Since ALIN uses ICTs to deliver knowledge to remote communities, fast-changing technologies demand that this initiative be evaluated to ensure that all in the information delivery chain have competencies to harness the potential of emerging technology. The other aim is to ensure delivery of relevant demand-driven information.
What were the most important lessons learned about the assessment process?

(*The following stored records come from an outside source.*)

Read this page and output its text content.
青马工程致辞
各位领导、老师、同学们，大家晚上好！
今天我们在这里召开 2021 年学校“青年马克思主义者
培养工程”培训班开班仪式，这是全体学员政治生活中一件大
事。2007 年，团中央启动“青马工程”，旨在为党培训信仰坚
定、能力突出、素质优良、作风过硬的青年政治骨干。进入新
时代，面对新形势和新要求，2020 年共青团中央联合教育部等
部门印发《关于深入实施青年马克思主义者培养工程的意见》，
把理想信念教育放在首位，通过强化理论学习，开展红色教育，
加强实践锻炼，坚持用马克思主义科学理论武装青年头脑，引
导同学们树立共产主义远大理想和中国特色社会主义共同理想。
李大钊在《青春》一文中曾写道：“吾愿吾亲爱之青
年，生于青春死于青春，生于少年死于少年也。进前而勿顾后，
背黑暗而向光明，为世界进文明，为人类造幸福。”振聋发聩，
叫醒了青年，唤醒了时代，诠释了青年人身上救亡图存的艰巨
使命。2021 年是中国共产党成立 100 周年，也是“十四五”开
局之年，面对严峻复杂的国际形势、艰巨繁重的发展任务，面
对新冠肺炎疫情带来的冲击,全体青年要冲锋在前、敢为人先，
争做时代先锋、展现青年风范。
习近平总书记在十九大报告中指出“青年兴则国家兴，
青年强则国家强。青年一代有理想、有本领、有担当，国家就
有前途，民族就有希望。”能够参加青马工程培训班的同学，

The main lesson from assessing ALIN’s Maarifa centers’ initiative has been that access to timely and relevant information is critical in improving livelihoods of rural communities. ALIN has also learnt that ability to harness new information cuts across all social levels meaning that removal of barriers such as illiteracy, distance and “technophobia” should be a priority for KM practitioners. At the beginning of the initiative, ALIN realized that the use of complex monitoring and data capture tools hindered their utility and compromised the quality of data captured. The implication of this lesson is that it will be important to make data capture tools as simple to use as possible. For the tools to be used optimally, it will be important to involve field officers in developing them in a participatory manner. Once they have been simplified, ALIN will need to provide ongoing support to field officers to integrate monitoring as part of their day to day work to avoid it being seen as an extra “burden” on the field officers’ work. In order to ensure that good quality data is generated by the existing tools, ALIN plans to support field officers through training in data analysis as a way of ensuring that lessons emerging from the initiative inform future programming around it and also the scaling up of the Maarifa centers concept in East Africa.

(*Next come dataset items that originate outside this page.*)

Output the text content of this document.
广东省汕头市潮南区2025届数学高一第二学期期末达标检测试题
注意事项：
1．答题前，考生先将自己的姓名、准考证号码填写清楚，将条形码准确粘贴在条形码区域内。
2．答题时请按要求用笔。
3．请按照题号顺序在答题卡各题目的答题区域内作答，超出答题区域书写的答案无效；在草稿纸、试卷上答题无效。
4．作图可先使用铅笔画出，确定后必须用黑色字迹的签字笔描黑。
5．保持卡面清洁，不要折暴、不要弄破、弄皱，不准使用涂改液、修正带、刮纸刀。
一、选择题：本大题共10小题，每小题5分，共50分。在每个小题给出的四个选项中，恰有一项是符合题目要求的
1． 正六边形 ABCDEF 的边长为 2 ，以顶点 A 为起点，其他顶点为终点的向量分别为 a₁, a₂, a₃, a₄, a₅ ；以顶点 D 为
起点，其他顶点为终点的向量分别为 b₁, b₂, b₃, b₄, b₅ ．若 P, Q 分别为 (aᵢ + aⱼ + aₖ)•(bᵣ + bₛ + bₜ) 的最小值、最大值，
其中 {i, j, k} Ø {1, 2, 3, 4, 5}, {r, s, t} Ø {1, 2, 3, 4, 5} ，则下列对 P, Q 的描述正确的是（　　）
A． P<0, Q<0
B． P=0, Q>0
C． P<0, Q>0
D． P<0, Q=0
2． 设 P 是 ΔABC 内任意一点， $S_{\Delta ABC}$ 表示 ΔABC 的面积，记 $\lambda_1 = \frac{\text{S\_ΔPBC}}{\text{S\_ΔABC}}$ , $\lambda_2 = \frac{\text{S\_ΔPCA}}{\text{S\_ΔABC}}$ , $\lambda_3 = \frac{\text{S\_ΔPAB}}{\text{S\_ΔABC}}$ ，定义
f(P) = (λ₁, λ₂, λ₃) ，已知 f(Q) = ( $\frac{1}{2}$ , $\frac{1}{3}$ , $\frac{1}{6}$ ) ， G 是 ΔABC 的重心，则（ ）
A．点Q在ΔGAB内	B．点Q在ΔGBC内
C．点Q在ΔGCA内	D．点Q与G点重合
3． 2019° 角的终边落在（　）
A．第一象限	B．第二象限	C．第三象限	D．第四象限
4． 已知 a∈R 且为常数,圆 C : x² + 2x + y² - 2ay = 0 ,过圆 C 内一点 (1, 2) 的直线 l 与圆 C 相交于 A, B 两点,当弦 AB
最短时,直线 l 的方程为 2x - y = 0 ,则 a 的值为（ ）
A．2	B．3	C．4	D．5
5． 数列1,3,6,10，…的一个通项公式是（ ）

What would you do differently next time?
In future, ALIN will engage field officers in training and consultative sessions to reinforce the value of measuring the impact of the work of knowledge exchange before their deployment to the field. This will familiarize them with existing monitoring tools and avail opportunities for them to suggest ways of improving the tools and making them more “user friendly”. They will increase their usability and ensure that monitoring becomes a critical part of a field officers’ daily work making them more proactive actors in the achievement of planned outcomes for the initiative.
What advice would you give to others based on your experience?
ALIN would recommend initial consultations with partner communities and host institutions for the centers before they are set up. In the East African rural context, relationships between communities and development organizations need to be managed in order to ensure realistic expectations and clarity of roles between the development organization and communities. Many rural communities in East Africa have experienced situations where projects intended to improve their livelihoods have been implemented without adequate consultation leading to their collapse once the “outsiders” leave. ALIN would therefore encourage prior open consultations between partner communities and agencies wishing to establish community-based information centers.
What do you think are the main unanswered questions or challenges related to this field of work?
One key challenge ALIN has encountered is that of building resource-based partnerships between non-profit actors in the knowledge management field and public and private sector actors. From ALIN’s experience, it is evident that Maarifa centers have played a critical role in catalyzing social and economic development of rural communities. They easily become hubs of other information and ICT-based services such as eGovernment and eBusiness. ALIN would be keen to learn how others have leveraged resources from governments and the private sector to increase numbers of community-based knowledge centers in light of the mutual benefits they bring.